La aguja del velocímetro gira en forma vertiginosa. Cien, ciento cuarenta, ciento sesenta. Los semáforos y las esquinas desaparecen de su vista. Alberto, apenas alcanza a ver hilos rojos de pequeñas luces que se quedan atrás en segundos. El periférico está cerca y decide entrar. Disminuye la velocidad. Hay pocos coches circulando a esa hora.
–Estela –dijo Alberto una tarde cuando la encontró comprando cosméticos– ¿No entiendes que las deudas engordan? Que es necesario reducir los gastos...
–Contigo siempre es lo mismo –replicó ella–, siempre quieres vivir rodeado de pobreza... desde que nos casamos sólo me has dado miserias –la frase le llegó como el filo de una navaja, pero esta vez no rebanaba el aire, sino su orgullo.
El coraje se le desborda desde los poros de la piel cuando su memoria reproduce la voz de Estela, en el mismo tono de aquella tarde. Alberto siente ganas de golpear un árbol hasta hacerlo escupir labios pintados de rojo. Está empapado de sudor. Grita de rabia al tiempo que cierra los párpados a presión y frena el automóvil. Golpea el volante. El resto de la ciudad está en silencio; el bendito silencio, piensa.
Alberto abre los ojos y respira profundo. Se estremece por la idea que acaricia su cabeza; entonces, gira el volante a todo lo que da y da vuelta en u para avanzar en contraflujo. Acelera. A la una de la mañana la ciudad está vacía, dice justificándose antes de cualquier sermón. Un vehículo se le enfrenta con las luces altas; pasa a un lado y se sigue de largo. El claxon se escucha distorsionado, lejano.
–¡Si quieres largarte hazlo, pero no vuelvas a esta casa! –gritó ella desesperada, en la mañana de ese mismo día–. Me siento sola, contigo o sin ti. ¡No quiero mirarte otra vez! –terminó mientras le daba la espalda a su esposo.
Él, sin decir nada, tomó sus libros, sus discos y se fue. Pidió permiso para dormir en la oficina pero no se lo otorgaron. Entonces no supo qué hacer.
Alberto sonríe con despecho, con ironía. Mira el velocímetro que marca ciento sesenta kilómetros por hora. Sube la vista y contempla un nuevo par de luces blancas, señalando, lastimando la mirada a los lejos. Se aferra al volante y una gota de sudor se le desborda desde la nuca hasta la espalda. Alberto pisa el acelerador. El automóvil contrario parece no detenerse. Él, frunce el ceño y se concentra en la línea central. Un rechinido de llantas lo hace girar el volante, frenar y cubrirse el cuerpo con los brazos; todo es instinto.

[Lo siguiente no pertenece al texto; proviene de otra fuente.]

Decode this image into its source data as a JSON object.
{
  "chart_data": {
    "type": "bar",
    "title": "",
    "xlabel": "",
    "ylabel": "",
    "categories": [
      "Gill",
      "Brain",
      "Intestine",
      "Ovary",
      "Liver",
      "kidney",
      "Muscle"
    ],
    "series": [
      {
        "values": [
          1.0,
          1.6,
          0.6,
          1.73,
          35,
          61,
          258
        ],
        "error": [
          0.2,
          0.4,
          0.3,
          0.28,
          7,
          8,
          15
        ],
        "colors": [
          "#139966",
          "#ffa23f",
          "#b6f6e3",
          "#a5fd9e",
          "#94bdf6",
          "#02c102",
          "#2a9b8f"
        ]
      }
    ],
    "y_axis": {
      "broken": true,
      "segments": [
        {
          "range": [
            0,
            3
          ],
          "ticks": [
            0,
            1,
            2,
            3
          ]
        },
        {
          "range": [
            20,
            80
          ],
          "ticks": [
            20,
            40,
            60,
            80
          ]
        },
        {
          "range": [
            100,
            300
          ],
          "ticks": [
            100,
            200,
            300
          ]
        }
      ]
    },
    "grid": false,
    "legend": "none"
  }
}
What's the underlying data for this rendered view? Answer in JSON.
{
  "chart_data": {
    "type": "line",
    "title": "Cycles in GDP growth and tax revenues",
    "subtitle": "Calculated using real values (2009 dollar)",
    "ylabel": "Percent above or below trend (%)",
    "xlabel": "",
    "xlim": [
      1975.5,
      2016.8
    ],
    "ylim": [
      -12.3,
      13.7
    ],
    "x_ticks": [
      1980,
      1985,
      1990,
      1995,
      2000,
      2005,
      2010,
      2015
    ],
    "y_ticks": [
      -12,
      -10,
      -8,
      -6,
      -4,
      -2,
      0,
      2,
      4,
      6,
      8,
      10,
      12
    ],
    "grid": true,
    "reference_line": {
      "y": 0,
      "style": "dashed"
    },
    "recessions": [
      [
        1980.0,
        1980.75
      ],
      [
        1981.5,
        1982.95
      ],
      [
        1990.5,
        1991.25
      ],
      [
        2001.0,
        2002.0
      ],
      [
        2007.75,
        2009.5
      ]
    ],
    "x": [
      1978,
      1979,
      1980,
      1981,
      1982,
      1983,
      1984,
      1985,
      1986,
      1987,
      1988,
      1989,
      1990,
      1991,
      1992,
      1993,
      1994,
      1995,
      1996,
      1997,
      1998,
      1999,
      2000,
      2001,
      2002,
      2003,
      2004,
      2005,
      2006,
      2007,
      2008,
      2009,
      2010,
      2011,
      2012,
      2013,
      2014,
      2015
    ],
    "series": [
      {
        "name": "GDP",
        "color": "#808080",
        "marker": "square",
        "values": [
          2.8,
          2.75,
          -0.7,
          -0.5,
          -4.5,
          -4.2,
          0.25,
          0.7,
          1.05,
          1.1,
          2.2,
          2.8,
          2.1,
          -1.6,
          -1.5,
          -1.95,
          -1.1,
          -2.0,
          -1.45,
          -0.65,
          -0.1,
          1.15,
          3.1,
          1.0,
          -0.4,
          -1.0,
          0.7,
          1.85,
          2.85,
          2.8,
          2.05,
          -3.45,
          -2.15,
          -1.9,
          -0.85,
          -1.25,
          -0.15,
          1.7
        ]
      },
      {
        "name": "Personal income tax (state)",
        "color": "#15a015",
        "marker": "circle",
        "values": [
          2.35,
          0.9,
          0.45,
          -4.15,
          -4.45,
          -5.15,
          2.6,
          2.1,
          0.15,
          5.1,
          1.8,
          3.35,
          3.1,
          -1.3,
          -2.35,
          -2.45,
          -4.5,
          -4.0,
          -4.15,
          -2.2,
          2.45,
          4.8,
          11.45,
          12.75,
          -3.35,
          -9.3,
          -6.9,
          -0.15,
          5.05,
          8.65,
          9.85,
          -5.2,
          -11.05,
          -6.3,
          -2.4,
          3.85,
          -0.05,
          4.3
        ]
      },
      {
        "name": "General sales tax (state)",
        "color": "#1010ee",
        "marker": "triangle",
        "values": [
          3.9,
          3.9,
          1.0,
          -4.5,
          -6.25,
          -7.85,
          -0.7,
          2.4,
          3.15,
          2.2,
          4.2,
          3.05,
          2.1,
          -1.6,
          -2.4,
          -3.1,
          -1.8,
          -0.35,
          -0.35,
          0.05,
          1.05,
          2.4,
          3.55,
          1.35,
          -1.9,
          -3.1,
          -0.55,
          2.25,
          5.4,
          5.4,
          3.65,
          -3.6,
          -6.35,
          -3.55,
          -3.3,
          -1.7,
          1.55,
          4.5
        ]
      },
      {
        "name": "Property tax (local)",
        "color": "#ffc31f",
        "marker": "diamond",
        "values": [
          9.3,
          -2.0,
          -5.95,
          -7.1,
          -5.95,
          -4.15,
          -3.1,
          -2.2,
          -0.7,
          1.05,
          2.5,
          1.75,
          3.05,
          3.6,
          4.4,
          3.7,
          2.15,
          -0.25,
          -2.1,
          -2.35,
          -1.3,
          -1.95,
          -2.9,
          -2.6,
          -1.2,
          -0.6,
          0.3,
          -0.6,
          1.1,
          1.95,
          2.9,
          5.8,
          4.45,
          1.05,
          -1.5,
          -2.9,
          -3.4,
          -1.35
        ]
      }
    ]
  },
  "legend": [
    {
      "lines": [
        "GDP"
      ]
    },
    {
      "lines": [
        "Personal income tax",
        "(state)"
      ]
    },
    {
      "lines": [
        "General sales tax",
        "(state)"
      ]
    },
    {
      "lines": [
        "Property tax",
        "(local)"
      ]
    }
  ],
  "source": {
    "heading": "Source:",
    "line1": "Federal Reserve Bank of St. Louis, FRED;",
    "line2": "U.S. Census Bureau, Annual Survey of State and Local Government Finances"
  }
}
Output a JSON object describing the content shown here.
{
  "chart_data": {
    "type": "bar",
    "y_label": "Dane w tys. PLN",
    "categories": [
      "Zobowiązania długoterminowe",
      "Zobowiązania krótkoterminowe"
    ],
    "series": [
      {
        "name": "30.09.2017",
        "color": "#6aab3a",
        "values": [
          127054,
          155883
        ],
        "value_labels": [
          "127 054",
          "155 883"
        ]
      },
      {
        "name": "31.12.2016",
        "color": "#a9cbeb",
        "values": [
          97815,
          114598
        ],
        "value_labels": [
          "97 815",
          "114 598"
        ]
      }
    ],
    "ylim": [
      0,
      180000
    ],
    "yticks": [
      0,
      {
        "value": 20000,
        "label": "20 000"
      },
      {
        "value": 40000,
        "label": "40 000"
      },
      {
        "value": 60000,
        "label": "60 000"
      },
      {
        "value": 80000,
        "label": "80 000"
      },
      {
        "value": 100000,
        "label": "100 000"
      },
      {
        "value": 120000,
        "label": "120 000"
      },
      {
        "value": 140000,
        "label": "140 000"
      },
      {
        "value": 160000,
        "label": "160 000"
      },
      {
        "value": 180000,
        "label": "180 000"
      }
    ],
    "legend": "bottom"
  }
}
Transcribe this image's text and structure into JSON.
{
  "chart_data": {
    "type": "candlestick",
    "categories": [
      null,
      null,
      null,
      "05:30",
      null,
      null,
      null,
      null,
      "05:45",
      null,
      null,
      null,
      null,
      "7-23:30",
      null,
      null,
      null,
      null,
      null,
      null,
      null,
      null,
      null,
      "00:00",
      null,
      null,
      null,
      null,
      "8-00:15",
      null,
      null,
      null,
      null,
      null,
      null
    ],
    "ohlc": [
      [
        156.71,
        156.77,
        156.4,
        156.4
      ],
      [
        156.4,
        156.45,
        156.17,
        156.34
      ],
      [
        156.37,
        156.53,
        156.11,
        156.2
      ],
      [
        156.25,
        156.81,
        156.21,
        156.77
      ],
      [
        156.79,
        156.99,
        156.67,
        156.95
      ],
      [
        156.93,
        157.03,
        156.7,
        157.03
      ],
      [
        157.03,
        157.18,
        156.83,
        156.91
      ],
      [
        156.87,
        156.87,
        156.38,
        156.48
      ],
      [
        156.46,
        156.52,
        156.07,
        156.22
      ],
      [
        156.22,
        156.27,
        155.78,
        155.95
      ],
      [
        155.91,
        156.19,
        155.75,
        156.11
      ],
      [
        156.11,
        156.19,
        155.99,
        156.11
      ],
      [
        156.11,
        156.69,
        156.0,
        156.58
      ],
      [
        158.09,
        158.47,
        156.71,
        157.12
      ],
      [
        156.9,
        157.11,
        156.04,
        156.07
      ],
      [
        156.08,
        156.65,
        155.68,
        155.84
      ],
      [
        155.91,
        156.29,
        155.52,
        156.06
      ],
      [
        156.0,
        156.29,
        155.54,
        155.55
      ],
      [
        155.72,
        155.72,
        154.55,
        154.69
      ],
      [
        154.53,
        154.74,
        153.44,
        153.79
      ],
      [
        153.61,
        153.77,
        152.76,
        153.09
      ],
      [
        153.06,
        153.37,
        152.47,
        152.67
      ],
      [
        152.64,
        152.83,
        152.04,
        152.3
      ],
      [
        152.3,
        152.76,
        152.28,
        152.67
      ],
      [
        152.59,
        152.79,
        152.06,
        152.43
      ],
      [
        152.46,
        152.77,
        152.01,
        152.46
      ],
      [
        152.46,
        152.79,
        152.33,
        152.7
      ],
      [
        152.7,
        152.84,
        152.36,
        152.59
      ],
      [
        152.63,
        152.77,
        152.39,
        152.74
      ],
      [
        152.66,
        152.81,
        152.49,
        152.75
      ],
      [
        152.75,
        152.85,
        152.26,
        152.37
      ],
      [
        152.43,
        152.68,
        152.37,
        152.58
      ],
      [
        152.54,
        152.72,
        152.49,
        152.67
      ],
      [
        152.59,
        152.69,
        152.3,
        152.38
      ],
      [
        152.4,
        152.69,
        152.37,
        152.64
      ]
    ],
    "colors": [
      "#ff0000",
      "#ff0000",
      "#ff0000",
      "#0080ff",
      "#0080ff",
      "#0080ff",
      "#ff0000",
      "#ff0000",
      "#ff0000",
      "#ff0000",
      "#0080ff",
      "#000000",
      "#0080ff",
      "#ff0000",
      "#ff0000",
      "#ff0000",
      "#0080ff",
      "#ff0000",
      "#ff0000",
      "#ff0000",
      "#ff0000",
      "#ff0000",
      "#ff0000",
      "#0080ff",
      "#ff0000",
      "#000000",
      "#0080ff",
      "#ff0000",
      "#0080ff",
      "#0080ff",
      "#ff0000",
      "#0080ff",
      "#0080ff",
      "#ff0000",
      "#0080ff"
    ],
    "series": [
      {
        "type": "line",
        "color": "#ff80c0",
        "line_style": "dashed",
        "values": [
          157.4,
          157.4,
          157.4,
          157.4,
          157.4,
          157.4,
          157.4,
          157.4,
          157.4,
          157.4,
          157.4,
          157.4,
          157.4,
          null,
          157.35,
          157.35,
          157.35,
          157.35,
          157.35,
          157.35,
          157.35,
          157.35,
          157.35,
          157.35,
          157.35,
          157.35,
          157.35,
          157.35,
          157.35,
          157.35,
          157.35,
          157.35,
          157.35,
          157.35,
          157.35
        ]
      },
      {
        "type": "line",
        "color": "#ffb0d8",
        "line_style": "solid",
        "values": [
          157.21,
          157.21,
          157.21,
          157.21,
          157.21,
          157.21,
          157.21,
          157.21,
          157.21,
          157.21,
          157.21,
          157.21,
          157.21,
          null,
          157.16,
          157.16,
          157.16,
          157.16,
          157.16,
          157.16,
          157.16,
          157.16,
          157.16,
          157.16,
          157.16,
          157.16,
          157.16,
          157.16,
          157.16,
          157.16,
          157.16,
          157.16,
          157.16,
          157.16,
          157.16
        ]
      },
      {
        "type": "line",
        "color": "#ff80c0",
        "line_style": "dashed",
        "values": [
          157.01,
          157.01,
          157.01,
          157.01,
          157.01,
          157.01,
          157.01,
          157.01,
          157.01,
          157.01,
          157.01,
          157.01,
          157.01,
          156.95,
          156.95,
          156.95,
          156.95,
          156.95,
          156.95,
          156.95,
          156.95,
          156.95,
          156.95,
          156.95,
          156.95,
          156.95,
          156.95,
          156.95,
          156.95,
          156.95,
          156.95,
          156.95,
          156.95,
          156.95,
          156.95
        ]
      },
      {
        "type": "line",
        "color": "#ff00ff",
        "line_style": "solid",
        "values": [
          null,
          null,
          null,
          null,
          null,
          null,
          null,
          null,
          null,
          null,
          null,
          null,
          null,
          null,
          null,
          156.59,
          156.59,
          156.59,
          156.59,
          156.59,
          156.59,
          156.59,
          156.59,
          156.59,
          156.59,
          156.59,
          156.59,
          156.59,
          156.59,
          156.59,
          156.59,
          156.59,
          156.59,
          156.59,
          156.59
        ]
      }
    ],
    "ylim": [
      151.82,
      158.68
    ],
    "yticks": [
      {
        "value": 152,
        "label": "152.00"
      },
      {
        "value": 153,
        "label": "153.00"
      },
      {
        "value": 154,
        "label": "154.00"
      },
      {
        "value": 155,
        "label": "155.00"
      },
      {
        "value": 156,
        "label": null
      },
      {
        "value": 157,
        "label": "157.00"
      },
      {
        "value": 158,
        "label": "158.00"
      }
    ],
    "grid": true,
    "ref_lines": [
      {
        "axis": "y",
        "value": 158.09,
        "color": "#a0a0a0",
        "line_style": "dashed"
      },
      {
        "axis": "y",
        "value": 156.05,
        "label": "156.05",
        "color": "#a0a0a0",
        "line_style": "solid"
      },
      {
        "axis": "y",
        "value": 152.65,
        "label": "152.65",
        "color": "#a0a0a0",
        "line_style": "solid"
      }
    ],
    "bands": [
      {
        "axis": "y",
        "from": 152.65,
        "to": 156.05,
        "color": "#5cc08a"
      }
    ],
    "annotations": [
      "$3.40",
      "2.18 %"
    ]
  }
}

Humo, ruido, incertidumbre; todo, mezclado con el olor a llanta quemada, inunda el ambiente desde afuera. Después del escándalo regresa el silencio. A Alberto no le ocurrió nada, ni un rasguño. El otro conductor no tuvo tanta suerte: el auto dio un par de vueltas y se proyectó contra la pared. Alberto se siente vivo. Necesitaba adrenalina para calmar su enojo. Piensa que separarse de su esposa no es motivo suficiente para morir. Entonces, respira profundo y enciende su vehículo. Da vuelta y una nueva idea inunda su cabeza.
No tiene que tocar el timbre porque aún conserva las llaves. Despierta a Estela aunque ya pasan de las dos de la mañana. El cabello enmarañado de su esposa y los ojos entrecerrados no le opacan su natural belleza. La misma gracia que deslumbró a Alberto desde las primeras veces que la vio. Él, nervioso, se sumerge en aquella mirada a contraflujo que le recrimina ausencia, desgano; la siente acercarse a más de doscientos kilómetros por hora. Sonríe y Estela contesta esa mueca con otra igual. Después, en silencio, Alberto la abraza por la espalda y se sumerge en el olor de sus cabellos para compartir los sueños frustrados, su melancolía eterna.